Around 80% of the submissions hitting Zenith are spam. The interesting question isn't whether we can block them — that's table stakes. It's how cheaply, and how fast, and without false positives that strand real leads.
Each layer in the pipeline has a different cost. The cheapest checks run first; the expensive ones only see traffic that survived the cheap ones. By the time the AI ensemble runs, 78% of the original requests have already been rejected. That's why the median latency is 47ms and not 470.
Cheap first, expensive last
Bot detection at the edge costs us a CIDR lookup and a header check. Threat scoring is a hash join against a Redis set. IP and email rate limits are atomic increment operations. None of these touch the database, none of them call a model. Together they reject roughly two-thirds of incoming requests in under a millisecond.
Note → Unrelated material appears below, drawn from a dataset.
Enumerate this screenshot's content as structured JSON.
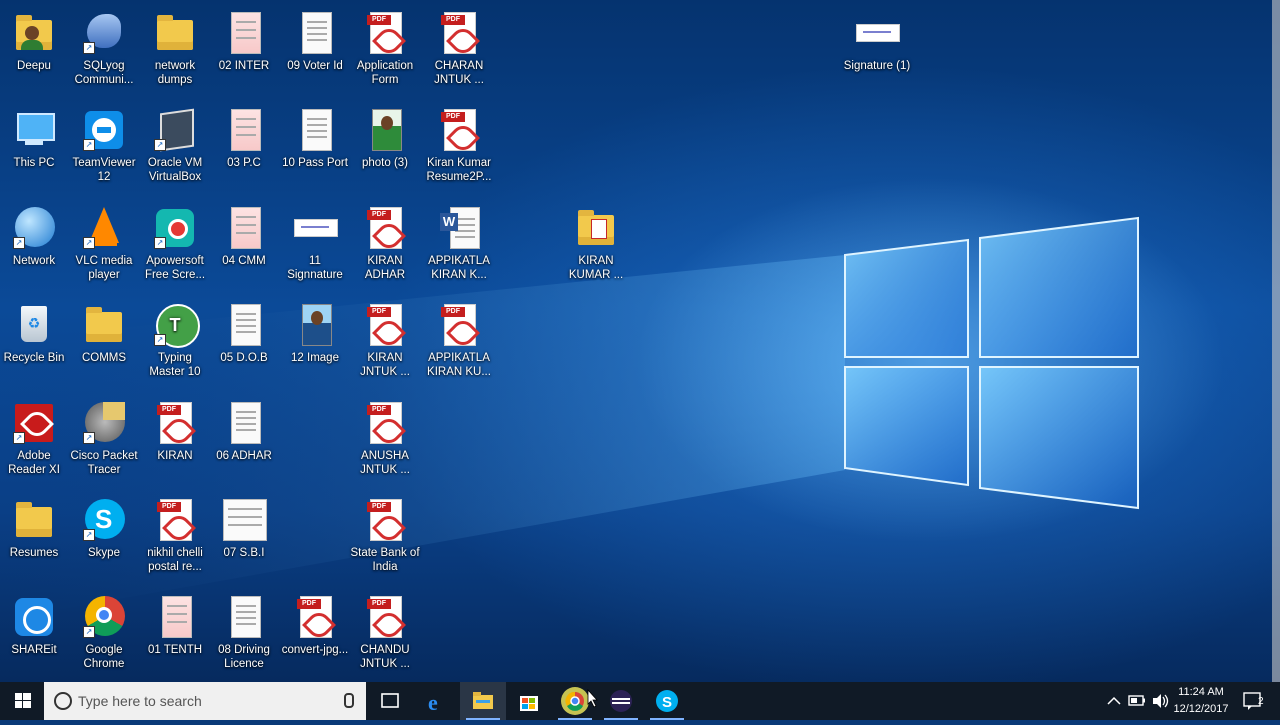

The disposable-email block and the domain blocklist are slightly more expensive — they hit a trie that lives in memory and is rebuilt nightly. The duplicate-content fingerprint is a min-hash similarity check against the last hour's submissions. Both run in single-digit milliseconds.
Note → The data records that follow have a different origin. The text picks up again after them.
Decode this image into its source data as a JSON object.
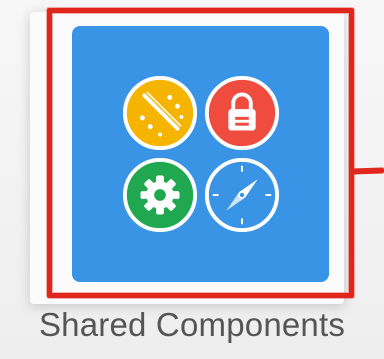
{
  "app_tile": {
    "label": "Shared Components",
    "background_color": "#3a94e6",
    "icons": [
      {
        "name": "wand-icon",
        "color": "#f4b400"
      },
      {
        "name": "lock-icon",
        "color": "#ef4b3f"
      },
      {
        "name": "gear-icon",
        "color": "#1fa84f"
      },
      {
        "name": "compass-icon",
        "color": "#3a94e6"
      }
    ]
  },
  "highlight_color": "#e1261c"
}
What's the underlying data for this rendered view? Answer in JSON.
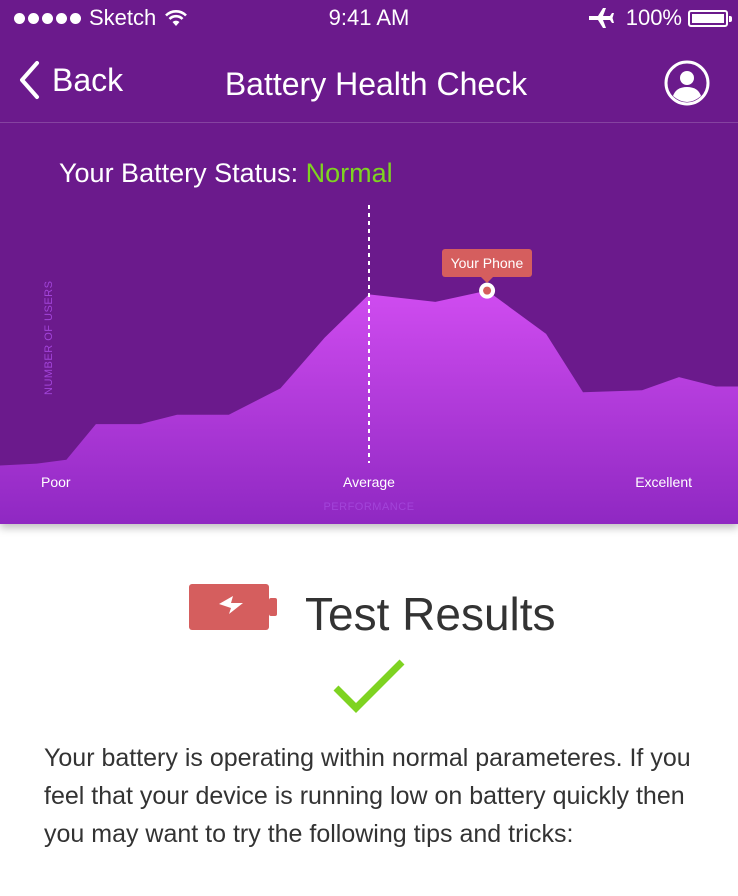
{
  "status_bar": {
    "carrier": "Sketch",
    "time": "9:41 AM",
    "battery_percent": "100%",
    "icons": [
      "signal-dots-icon",
      "wifi-icon",
      "airplane-icon",
      "battery-icon"
    ]
  },
  "nav": {
    "back_label": "Back",
    "title": "Battery Health Check",
    "profile_icon": "user-profile-icon"
  },
  "status": {
    "prefix": "Your Battery Status:",
    "value": "Normal",
    "value_color": "#7ed321"
  },
  "chart_data": {
    "type": "area",
    "xlabel": "PERFORMANCE",
    "ylabel": "NUMBER OF USERS",
    "tick_labels": [
      "Poor",
      "Average",
      "Excellent"
    ],
    "average_marker": "Average",
    "highlight": {
      "label": "Your Phone"
    },
    "x": [
      0,
      0.05,
      0.09,
      0.13,
      0.19,
      0.24,
      0.31,
      0.38,
      0.44,
      0.5,
      0.59,
      0.66,
      0.74,
      0.79,
      0.87,
      0.92,
      0.97,
      1.0
    ],
    "values": [
      0.04,
      0.05,
      0.07,
      0.26,
      0.26,
      0.31,
      0.31,
      0.45,
      0.72,
      0.95,
      0.91,
      0.97,
      0.74,
      0.43,
      0.44,
      0.51,
      0.46,
      0.46
    ],
    "highlight_index": 11,
    "average_index": 9,
    "ylim": [
      0,
      1
    ],
    "colors": {
      "fill_top": "#d04cf0",
      "fill_bottom": "#8f28c2",
      "marker": "#d55e5e"
    }
  },
  "results": {
    "title": "Test Results",
    "battery_icon": "battery-low-icon",
    "check_icon": "checkmark-icon",
    "description": "Your battery is operating within normal parameteres. If you feel that your device is running low on battery quickly then you may want to try the following tips and tricks:",
    "colors": {
      "battery": "#d55e5e",
      "check": "#7ed321"
    }
  }
}
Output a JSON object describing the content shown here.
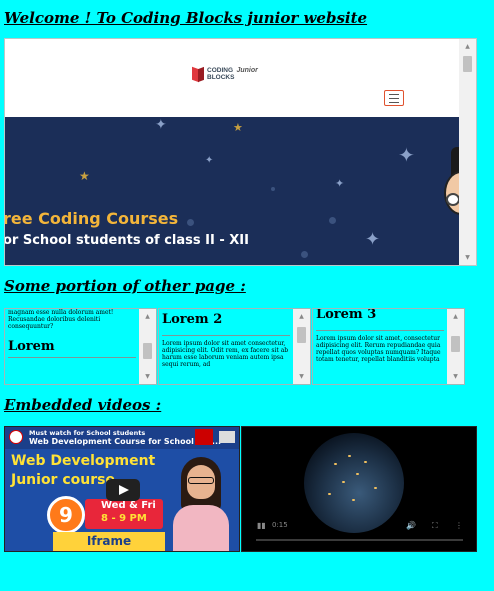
{
  "headings": {
    "welcome": "Welcome ! To Coding Blocks junior website",
    "portion": "Some portion of other page :",
    "videos": "Embedded videos :"
  },
  "site": {
    "logo_line1": "CODING",
    "logo_line2": "BLOCKS",
    "logo_tag": "Junior",
    "banner_title": "ree Coding Courses",
    "banner_subtitle": "or School students of class II - XII",
    "colors": {
      "banner": "#1b2e58",
      "title": "#f3b53a"
    }
  },
  "minis": [
    {
      "top_text": "magnam esse nulla dolorum amet! Recusandae doloribus deleniti consequuntur?",
      "title": "Lorem"
    },
    {
      "title": "Lorem 2",
      "body": "Lorem ipsum dolor sit amet consectetur, adipisicing elit. Odit rem, ex facere sit ab harum esse laborum veniam autem ipsa sequi rerum, ad"
    },
    {
      "title": "Lorem 3",
      "body": "Lorem ipsum dolor sit amet, consectetur adipisicing elit. Rerum repudiandae quia repellat quos voluptas numquam? Itaque totam tenetur, repellat blanditiis volupta"
    }
  ],
  "video1": {
    "must_watch": "Must watch for School students",
    "title": "Web Development Course for School Stu...",
    "line1": "Web Development",
    "line2": "Junior course",
    "number": "9",
    "days": "Wed & Fri",
    "time": "8 - 9 PM",
    "label": "Iframe"
  },
  "video2": {
    "time": "0:15",
    "play_icon": "▮▮",
    "vol_icon": "🔊",
    "fs_icon": "⛶",
    "more_icon": "⋮"
  }
}
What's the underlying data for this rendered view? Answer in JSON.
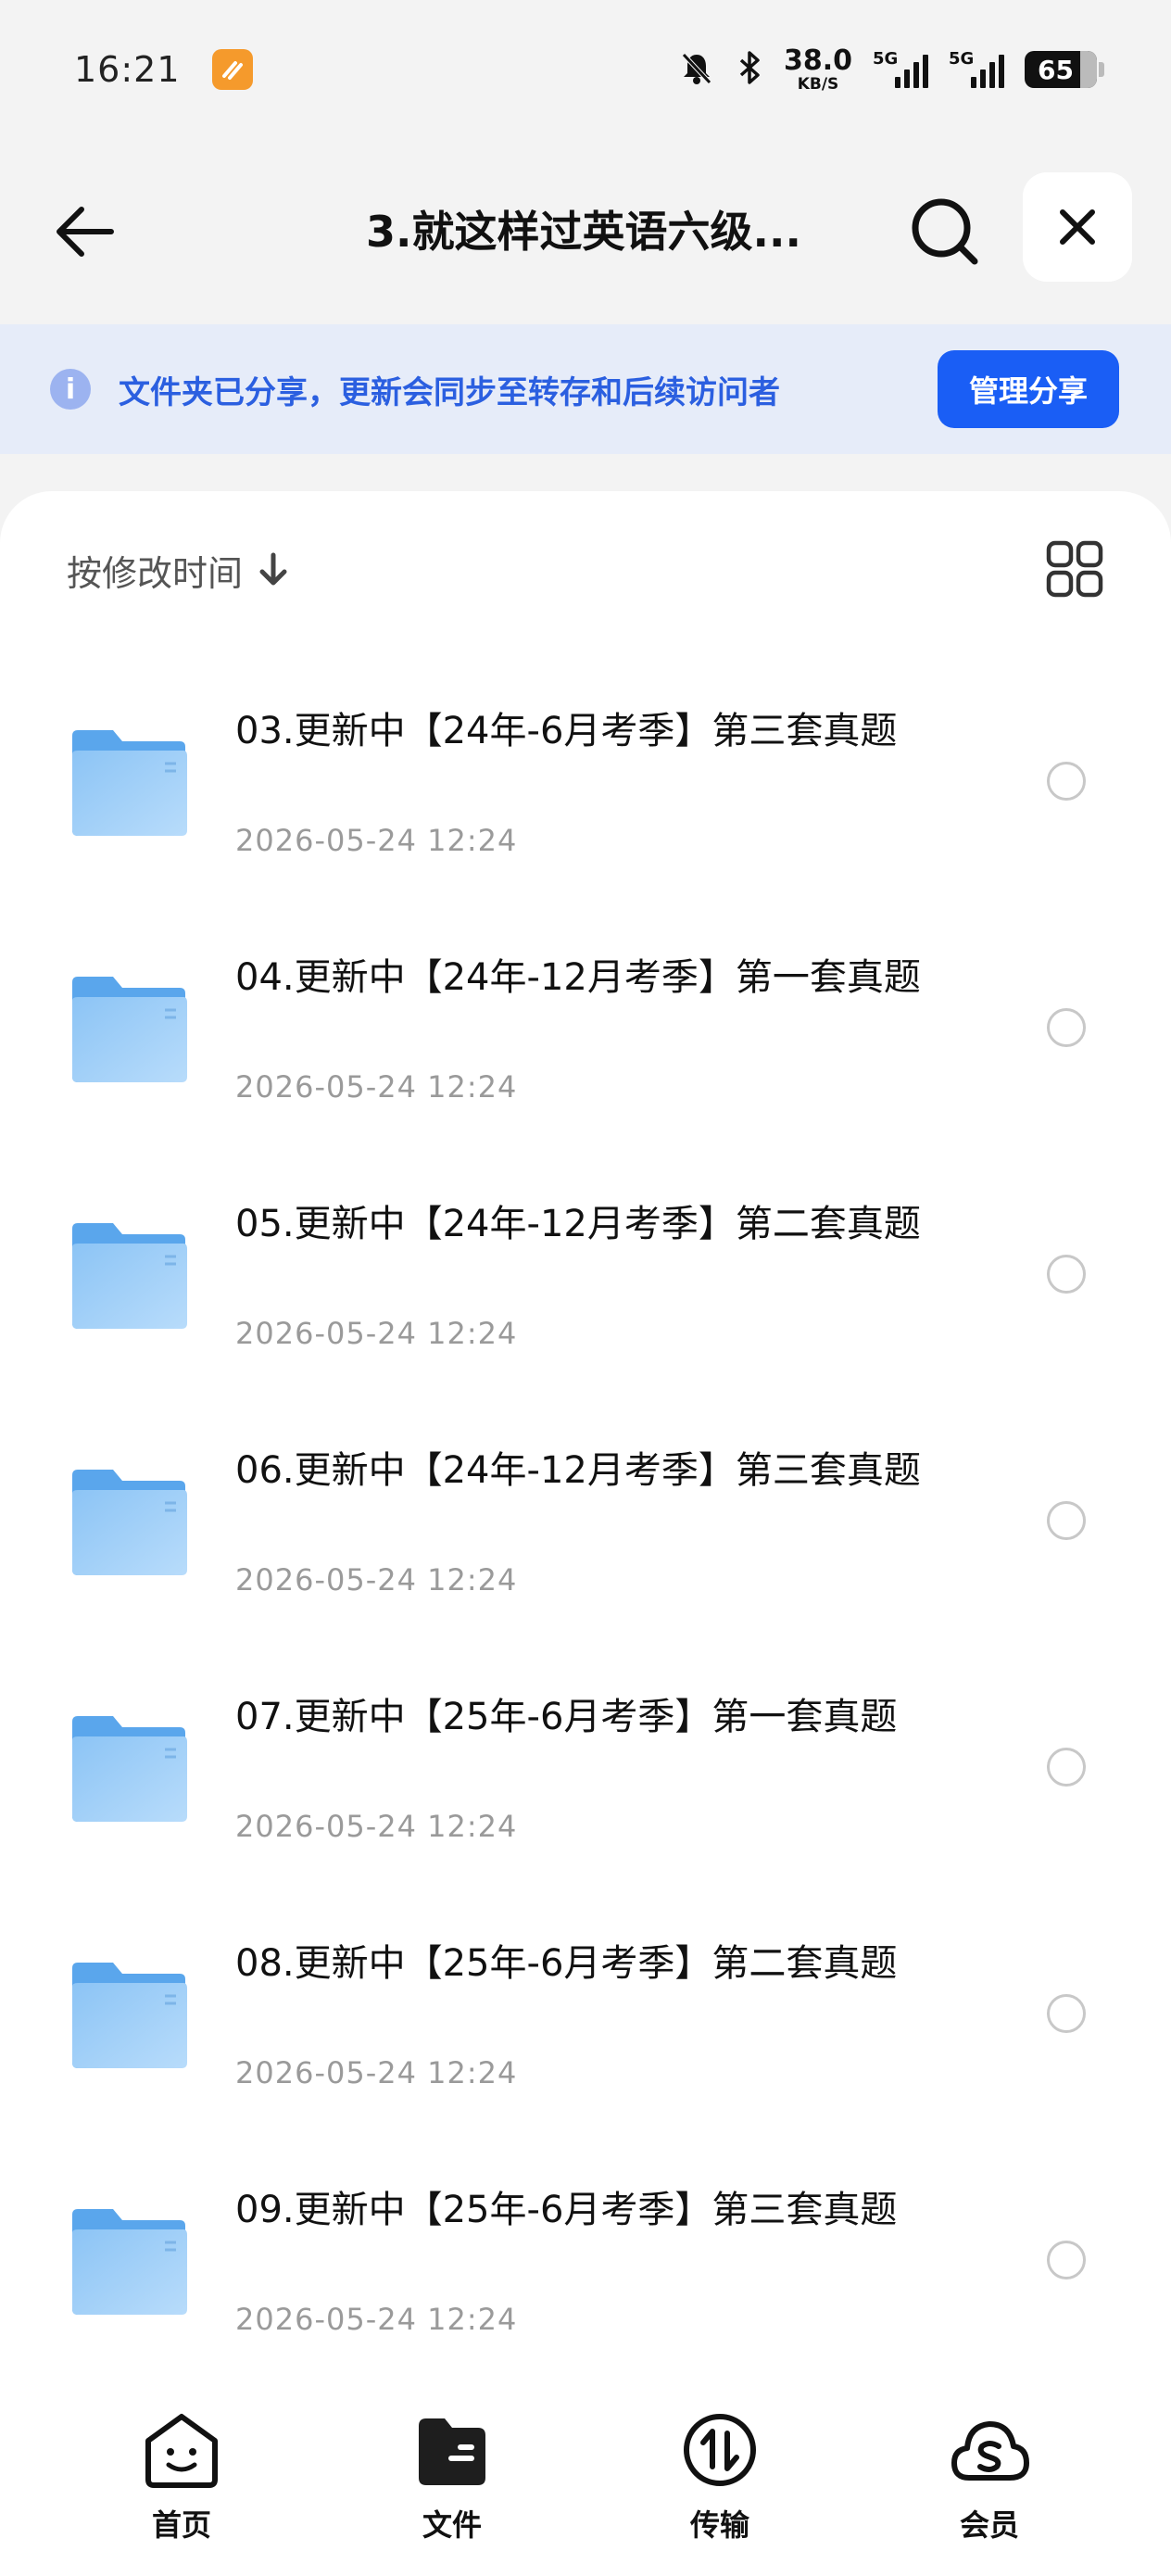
{
  "status_bar": {
    "time": "16:21",
    "network_speed": "38.0",
    "network_speed_unit": "KB/S",
    "signal_1_label": "5G",
    "signal_2_label": "5G",
    "battery_level": "65"
  },
  "header": {
    "title": "3.就这样过英语六级...",
    "back_icon": "arrow-left-icon",
    "search_icon": "search-icon",
    "close_icon": "close-icon"
  },
  "share_banner": {
    "text": "文件夹已分享，更新会同步至转存和后续访问者",
    "button_label": "管理分享",
    "accent_color": "#1a5ef5"
  },
  "toolbar": {
    "sort_label": "按修改时间",
    "sort_icon": "arrow-down-icon",
    "view_icon": "grid-view-icon"
  },
  "files": [
    {
      "name": "03.更新中【24年-6月考季】第三套真题",
      "date": "2026-05-24 12:24"
    },
    {
      "name": "04.更新中【24年-12月考季】第一套真题",
      "date": "2026-05-24 12:24"
    },
    {
      "name": "05.更新中【24年-12月考季】第二套真题",
      "date": "2026-05-24 12:24"
    },
    {
      "name": "06.更新中【24年-12月考季】第三套真题",
      "date": "2026-05-24 12:24"
    },
    {
      "name": "07.更新中【25年-6月考季】第一套真题",
      "date": "2026-05-24 12:24"
    },
    {
      "name": "08.更新中【25年-6月考季】第二套真题",
      "date": "2026-05-24 12:24"
    },
    {
      "name": "09.更新中【25年-6月考季】第三套真题",
      "date": "2026-05-24 12:24"
    }
  ],
  "bottom_nav": [
    {
      "label": "首页",
      "icon": "home-face-icon"
    },
    {
      "label": "文件",
      "icon": "folder-icon",
      "active": true
    },
    {
      "label": "传输",
      "icon": "transfer-icon"
    },
    {
      "label": "会员",
      "icon": "cloud-membership-icon"
    }
  ]
}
Eight layers of cheap is cheaper than one layer of expensive.
Why not just AI?
We get this question a lot. The honest answer: an LLM is expensive enough that you can't afford to call it on every request. If you did, your latency budget evaporates and your inference bill embarrasses you. The cheap layers exist to make the expensive layer affordable.
The other reason: the cheap layers are deterministic. When a request is rejected for hitting a rate limit, we can explain it. When it's rejected because an LLM said 'this feels spammy,' we can't, really. The eight-layer architecture lets us reserve the model for the cases where its judgement is actually adding signal.
Defense in depth gets a bad reputation because people associate it with bureaucratic security theater. In our case it's the opposite — it's how you stay fast. Every layer earns its place by being cheaper than what comes after it.